Marcelo Salinas

Personal information
- Full name: Marcelo Salinas Paulino
- Date of birth: 29 May 1995
- Place of birth: Langenhagen, Germany
- Height: 1.90 m (6 ft 3 in)
- Position(s): Goalkeeper

Youth career
- 2003–2004: Hannover 96
- 2004–2007: TUS Wettbergen
- 2008–2012: Wolfsburg
- 2012–2013: Colo-Colo
- 2013–2014: Borussia Dortmund

Senior career*
- Years: Team / Apps / (Gls)
- 2016–2017: Unión Española / 1 / (0)

International career
- 2011: Portugal U17 / 3 / (0)
- 2012: Chile U20 / 8 / (0)

= Marcelo Salinas =

Chilean footballer (born 1995)

Marcelo Salinas Paulino (born 29 May 1995), known also as Marcelo Paulino, is a footballer who plays as a goalkeeper. Born in Germany, he has represented both Portugal and Chile at youth level.

==Club career==
As a youth player, Salinas was with Hannover 96, TUS Wettbergen, Wolfsburg and Borussia Dortmund in Germany and Colo-Colo in Chile.

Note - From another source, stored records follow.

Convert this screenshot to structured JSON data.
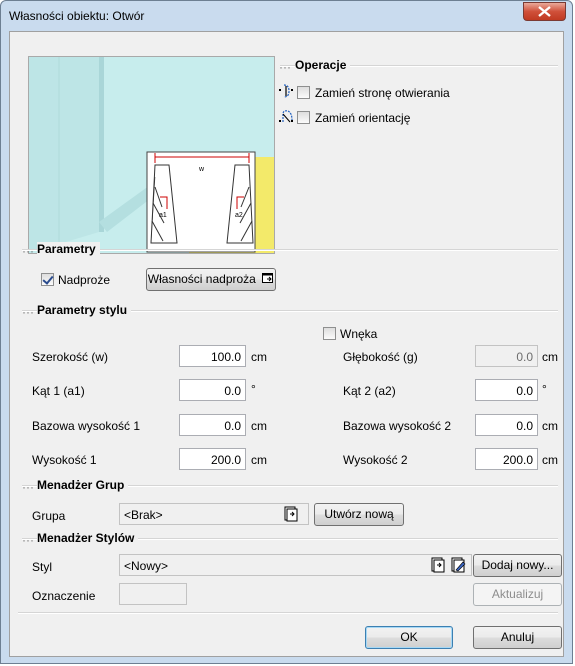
{
  "window": {
    "title": "Własności obiektu: Otwór"
  },
  "preview": {
    "dimension_w": "w",
    "dimension_a1": "a1",
    "dimension_a2": "a2"
  },
  "operations": {
    "section_label": "Operacje",
    "swap_opening_side": {
      "label": "Zamień stronę otwierania",
      "checked": false
    },
    "swap_orientation": {
      "label": "Zamień orientację",
      "checked": false
    }
  },
  "parameters": {
    "section_label": "Parametry",
    "lintel": {
      "label": "Nadproże",
      "checked": true
    },
    "lintel_properties_button": "Własności nadproża"
  },
  "style_parameters": {
    "section_label": "Parametry stylu",
    "niche": {
      "label": "Wnęka",
      "checked": false
    },
    "width": {
      "label": "Szerokość (w)",
      "value": "100.0",
      "unit": "cm"
    },
    "depth": {
      "label": "Głębokość (g)",
      "value": "0.0",
      "unit": "cm"
    },
    "angle1": {
      "label": "Kąt 1 (a1)",
      "value": "0.0",
      "unit": "°"
    },
    "angle2": {
      "label": "Kąt 2 (a2)",
      "value": "0.0",
      "unit": "°"
    },
    "base_height1": {
      "label": "Bazowa wysokość 1",
      "value": "0.0",
      "unit": "cm"
    },
    "base_height2": {
      "label": "Bazowa wysokość 2",
      "value": "0.0",
      "unit": "cm"
    },
    "height1": {
      "label": "Wysokość 1",
      "value": "200.0",
      "unit": "cm"
    },
    "height2": {
      "label": "Wysokość 2",
      "value": "200.0",
      "unit": "cm"
    }
  },
  "group_manager": {
    "section_label": "Menadżer Grup",
    "group_label": "Grupa",
    "group_value": "<Brak>",
    "create_button": "Utwórz nową"
  },
  "style_manager": {
    "section_label": "Menadżer Stylów",
    "style_label": "Styl",
    "style_value": "<Nowy>",
    "add_button": "Dodaj nowy...",
    "designation_label": "Oznaczenie",
    "designation_value": "",
    "update_button": "Aktualizuj"
  },
  "footer": {
    "ok_button": "OK",
    "cancel_button": "Anuluj"
  },
  "colors": {
    "window_frame": "#c9dbee",
    "close_button": "#c8452c",
    "preview_wall": "#c6ecec",
    "preview_floor": "#f3ea6a",
    "dimension_red": "#cc0000"
  }
}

In January 2016, he joined Unión Española in the Chilean Primera División and made his professional debut in a match versus O'Higgins by replacing Cristián Guerra.

==International career==
Previously to 2013 FIFA U-20 World Cup, he took part of Chile, making appearances in the 2012 Milk Cup. Before he had made appearances for both Portugal and Germany at youth level.

==Personal life==
His father is Chilean and his mother is Portuguese.